A good feedback system needs to have fast and accurate feedback data. I used an MPU6050 accelerometer/gyro chip that I bought for a grand total of $2.99, and I got shockingly good data from such a cheap chip. The chip gives readings accurate to about five significant figures at 200 Hz, with a built in low pass filter. The main stumbling block for feedback was calculating the pitch and roll angles from angular velocity and accelerometer data. A really naive approach would be use the accelerometer to approximate which way is down. Accelerometer readings are generally noisy, especially when the accelerometer is mounted on a frame with four motors spinning at several thousand RPM. Even more critically, the accelerometer measures the sum of gravity and acceleration, so any movement of the quadcopter would confuse the accelerometer and the feedback systems.

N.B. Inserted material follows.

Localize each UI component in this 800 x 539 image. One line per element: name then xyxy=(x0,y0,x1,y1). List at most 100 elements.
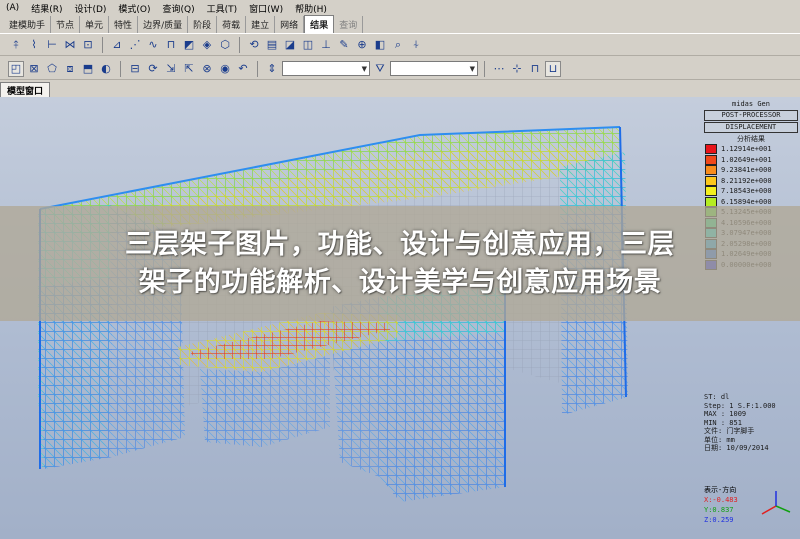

Another approach would be to integrate the gyroscope angular velocity readings, but this approach is also flawed. I originally found a library that implemented a Kalman filter that could run on the MPU6050 chip, but ultimately, I wrote my own Kalman filter that ran on the Arduino for increased control over the filtering process.

In order to tune the PID coefficients for the quadcopter, I wrote a Python program that simulated the quadcopter on one axis. I included simulated noise delays, and electrical characteristics of the motors in order to properly tune the quadcopter. Although I had to estimate the moment of inertia of the rotors and quadcopter, as well as the aerodynamic characteristics of the propellers, the PID coefficients from a well-tuned model worked fairly well in the real world.

The quadcopter is about as close to finished as it will ever be right now. However, I still have plans for improvement. I want to design a digital FPV system with a Raspberry Pi and a pair of Alfa AWUS036H WiFi adapters. With a barely legal 1 watt transmission power, I can get quite good signal strength pretty far away. I had attempted to run the FPV system with less powerful WiFi cards, but I ran into problems with the connection dropping and bad frames getting transmitted.